Socialist frondeurs blighted the outgoing administration, and Macron wants to be certain of avoiding a repeat. Half of Macron’s candidates are non-career politicians. Half are women.

Valls appears to have set aside harsh feelings towards Macron in the interests of the country. As prime minister he supported Macron’s appointment as economy minister in 2014 because he thought Macron would help him convince President François Hollande to carry out liberal economic reforms. Hollande wanted Macron as a counterfoil to Valls, whose popularity threatened his own chances of re-election. In the end, Macron outsmarted them both.

The PS met on Tuesday to adopt a watered-down version of Benoît Hamon’s presidential programme as its platform for the legislative elections. Hamon, the PS candidate, won a miserable 6.36 per cent of the vote in the first round of the presidential election on April 23rd.

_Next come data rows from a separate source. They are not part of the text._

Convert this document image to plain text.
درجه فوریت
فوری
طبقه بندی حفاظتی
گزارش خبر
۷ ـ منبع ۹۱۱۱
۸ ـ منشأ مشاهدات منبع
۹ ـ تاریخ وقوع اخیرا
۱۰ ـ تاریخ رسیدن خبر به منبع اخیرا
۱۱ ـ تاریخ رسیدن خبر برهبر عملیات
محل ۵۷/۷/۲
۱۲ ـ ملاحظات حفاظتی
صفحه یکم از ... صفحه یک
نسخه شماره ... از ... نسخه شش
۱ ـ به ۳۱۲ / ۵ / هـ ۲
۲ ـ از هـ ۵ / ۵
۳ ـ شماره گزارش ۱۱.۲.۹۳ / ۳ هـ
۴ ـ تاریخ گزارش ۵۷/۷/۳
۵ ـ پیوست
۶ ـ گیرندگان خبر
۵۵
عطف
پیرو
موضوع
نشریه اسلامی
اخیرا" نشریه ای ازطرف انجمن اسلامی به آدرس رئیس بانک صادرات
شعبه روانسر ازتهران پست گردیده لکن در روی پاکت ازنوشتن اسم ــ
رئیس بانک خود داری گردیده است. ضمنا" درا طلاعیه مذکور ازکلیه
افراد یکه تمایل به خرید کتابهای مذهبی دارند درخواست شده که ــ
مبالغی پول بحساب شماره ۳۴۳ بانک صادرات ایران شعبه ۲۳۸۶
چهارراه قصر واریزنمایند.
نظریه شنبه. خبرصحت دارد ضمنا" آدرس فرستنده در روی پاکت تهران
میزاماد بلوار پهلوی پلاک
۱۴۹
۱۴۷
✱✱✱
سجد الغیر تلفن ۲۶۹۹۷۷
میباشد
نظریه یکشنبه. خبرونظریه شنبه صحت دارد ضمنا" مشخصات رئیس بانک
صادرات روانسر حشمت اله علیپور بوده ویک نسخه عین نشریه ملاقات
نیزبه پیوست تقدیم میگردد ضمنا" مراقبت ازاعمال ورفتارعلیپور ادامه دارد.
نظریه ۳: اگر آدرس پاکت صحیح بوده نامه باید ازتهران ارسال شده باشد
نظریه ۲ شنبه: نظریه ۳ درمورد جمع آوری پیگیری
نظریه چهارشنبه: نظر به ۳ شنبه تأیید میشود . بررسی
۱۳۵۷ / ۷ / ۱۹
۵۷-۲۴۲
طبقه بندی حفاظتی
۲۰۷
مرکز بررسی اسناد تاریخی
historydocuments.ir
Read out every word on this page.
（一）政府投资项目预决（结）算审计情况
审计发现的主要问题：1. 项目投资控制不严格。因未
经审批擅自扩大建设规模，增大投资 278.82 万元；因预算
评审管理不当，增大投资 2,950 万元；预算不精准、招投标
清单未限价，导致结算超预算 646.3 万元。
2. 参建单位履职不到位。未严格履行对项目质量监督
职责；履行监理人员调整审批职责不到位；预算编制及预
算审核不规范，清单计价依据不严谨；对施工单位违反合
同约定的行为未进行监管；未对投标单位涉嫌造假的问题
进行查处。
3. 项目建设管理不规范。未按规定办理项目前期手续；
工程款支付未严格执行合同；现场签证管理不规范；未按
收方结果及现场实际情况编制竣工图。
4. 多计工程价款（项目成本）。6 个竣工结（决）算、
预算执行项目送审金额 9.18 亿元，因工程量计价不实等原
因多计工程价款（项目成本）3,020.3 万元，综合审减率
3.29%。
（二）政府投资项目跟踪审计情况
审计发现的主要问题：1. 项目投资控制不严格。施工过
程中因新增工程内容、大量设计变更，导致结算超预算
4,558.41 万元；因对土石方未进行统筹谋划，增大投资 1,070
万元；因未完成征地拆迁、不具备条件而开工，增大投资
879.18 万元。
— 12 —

Party faithful were infuriated by Valls’s defection. Secretary-general Jean-Christophe Cambadélis said it was “impossible” for Valls to remain a socialist while standing as an En Marche! candidate. Hamon’s supporters said the party should field candidates against Valls and against all socialists who joined Macron’s camp.

Hard left

Hamon’s faction wants to unite with ecologists, communists and the far-left candidate Jean-Luc Mélenchon’s France Unbowed to form a hard-left opposition to Macron. Their attitude was summed up by the front-page headline of the communist daily L’Humanité on Tuesday: “Emmanuel Macron’s first target is you!”

Macron’s election has pulverised the PS, which hopes to obtain at best 80 seats out of 577. Estimates range as low as 30.

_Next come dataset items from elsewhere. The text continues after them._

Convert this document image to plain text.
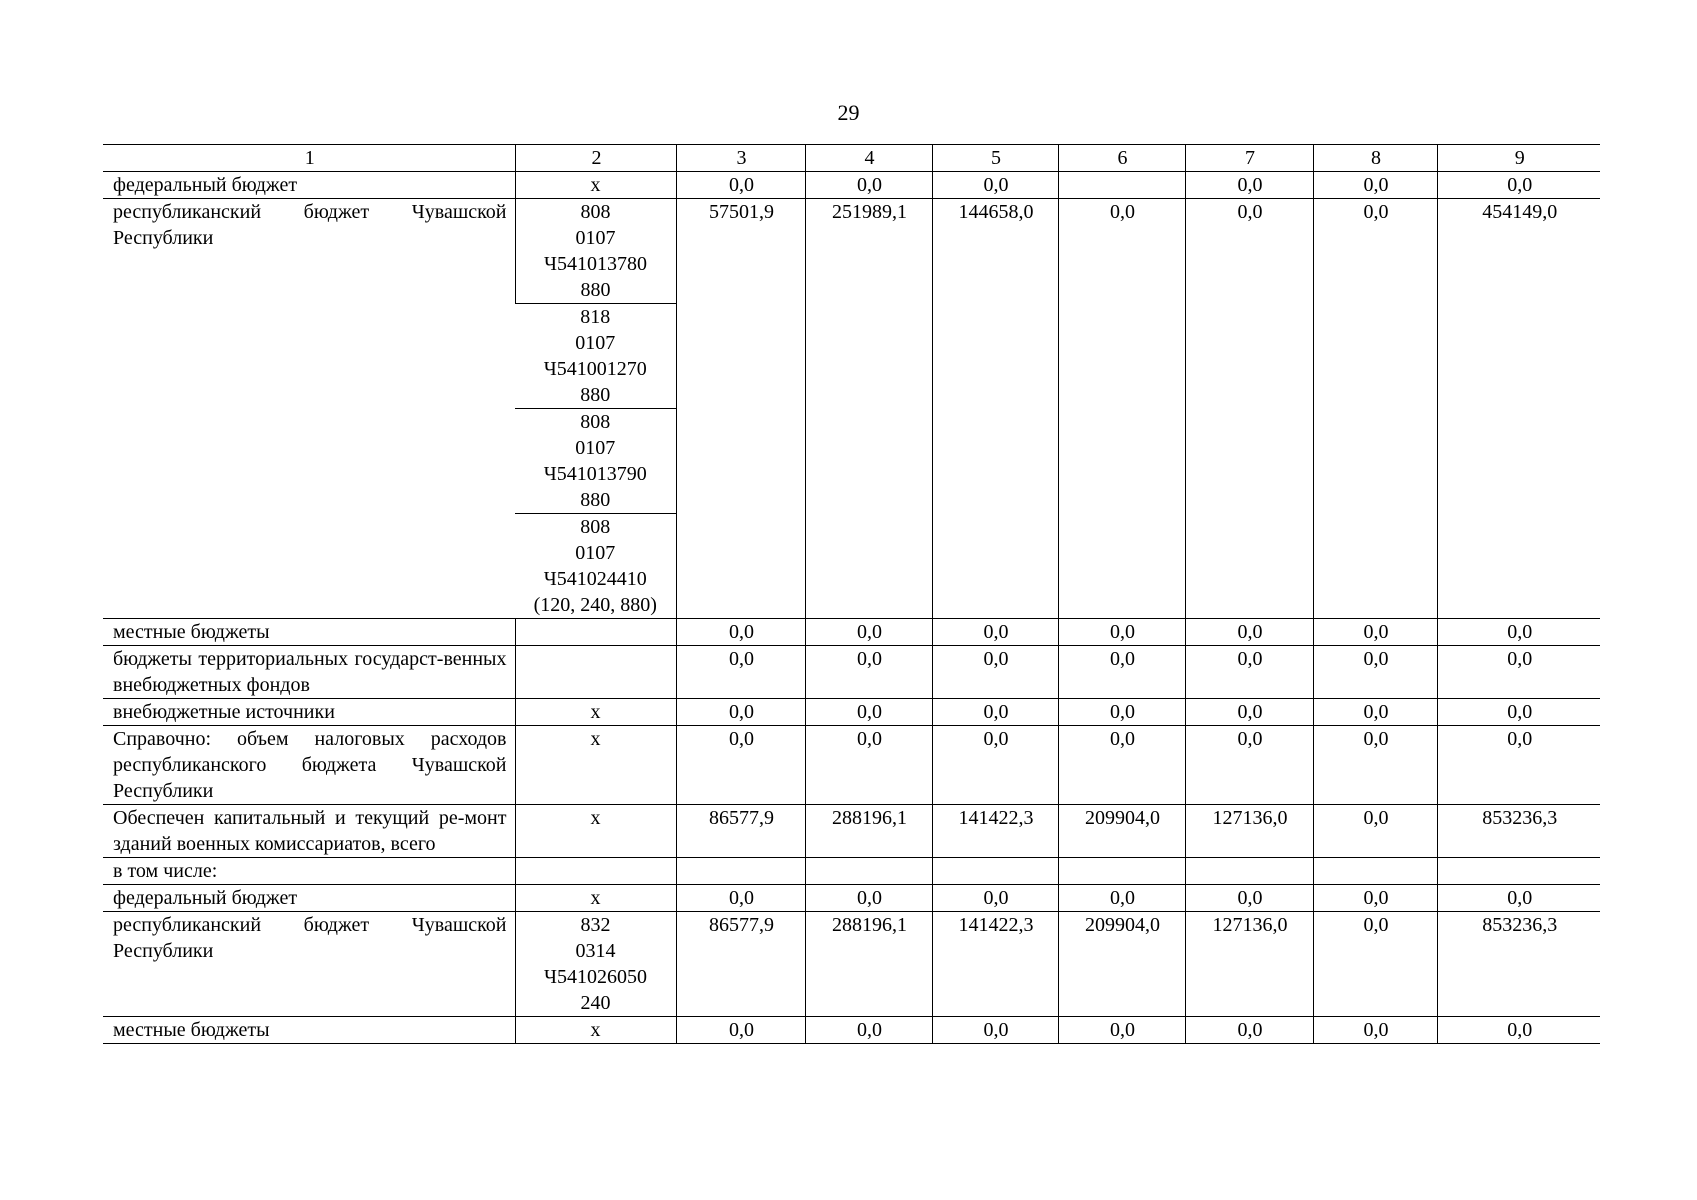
29
1	2	3	4	5	6	7	8	9
федеральный бюджет	х	0,0	0,0	0,0		0,0	0,0	0,0
республиканский бюджет Чувашской Республики	808
0107
Ч541013780
880	57501,9	251989,1	144658,0	0,0	0,0	0,0	454149,0

	818
0107
Ч541001270
880							

	808
0107
Ч541013790
880							

	808
0107
Ч541024410
(120, 240, 880)							

местные бюджеты		0,0	0,0	0,0	0,0	0,0	0,0	0,0
бюджеты территориальных государст-венных внебюджетных фондов		0,0	0,0	0,0	0,0	0,0	0,0	0,0
внебюджетные источники	х	0,0	0,0	0,0	0,0	0,0	0,0	0,0
Справочно: объем налоговых расходов республиканского бюджета Чувашской Республики	х	0,0	0,0	0,0	0,0	0,0	0,0	0,0
Обеспечен капитальный и текущий ре-монт зданий военных комиссариатов, всего	х	86577,9	288196,1	141422,3	209904,0	127136,0	0,0	853236,3
в том числе:								
федеральный бюджет	х	0,0	0,0	0,0	0,0	0,0	0,0	0,0
республиканский бюджет Чувашской Республики	832
0314
Ч541026050
240	86577,9	288196,1	141422,3	209904,0	127136,0	0,0	853236,3
местные бюджеты	х	0,0	0,0	0,0	0,0	0,0	0,0	0,0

The conservatives of LR are similarly divided between a desire to work with Macron and striving to achieve a majority of 289 seats so they could force him to name François Baroin, the leader of LR’s legislative campaign, as prime minister. Experts say an LR majority is unlikely.

Macron could undermine Baroin by naming a moderate LR politician such as Xavier Bertrand or Édouard Philippe as his prime minister, as early as May 15th. Macron has said he wants to keep the same prime minister after the elections.

Bruno Le Maire, who was a candidate in the LR primary for the presidential election, offered to serve the new administration on the night of Macron’s election. He said: “What fundamental difference is there between our ideas on deregulating the economy, supporting business and European construction and Emmanuel Macron’s ideas?”

Le Maire, like Valls, has been threatened with expulsion from his party. Christian Estrosi, who has just announced he is relinquishing the LR presidency of the Provence-Alpes-Côte d’Azur region to resume his old job as mayor of Nice, has also made overtures to En Marche!

LR met on Tuesday to agree on a platform that would fire fewer civil servants and abandon the most severe elements of the programme of its defeated candidate, François Fillon, including a rise in VAT.

“The pieces on the political chessboard are moving before our eyes,” says Laurent Joffrin, director of Libération newspaper. “If Macron gets a majority . . . instead of a little centre crushed between right and left, we will have a big centre crushing the right and the left.”

A study shortly before the presidential runoff predicted that En Marche! would obtain between 249 and 286 seats in the National Assembly, very close to the magical number of 289 seats required for an absolute majority.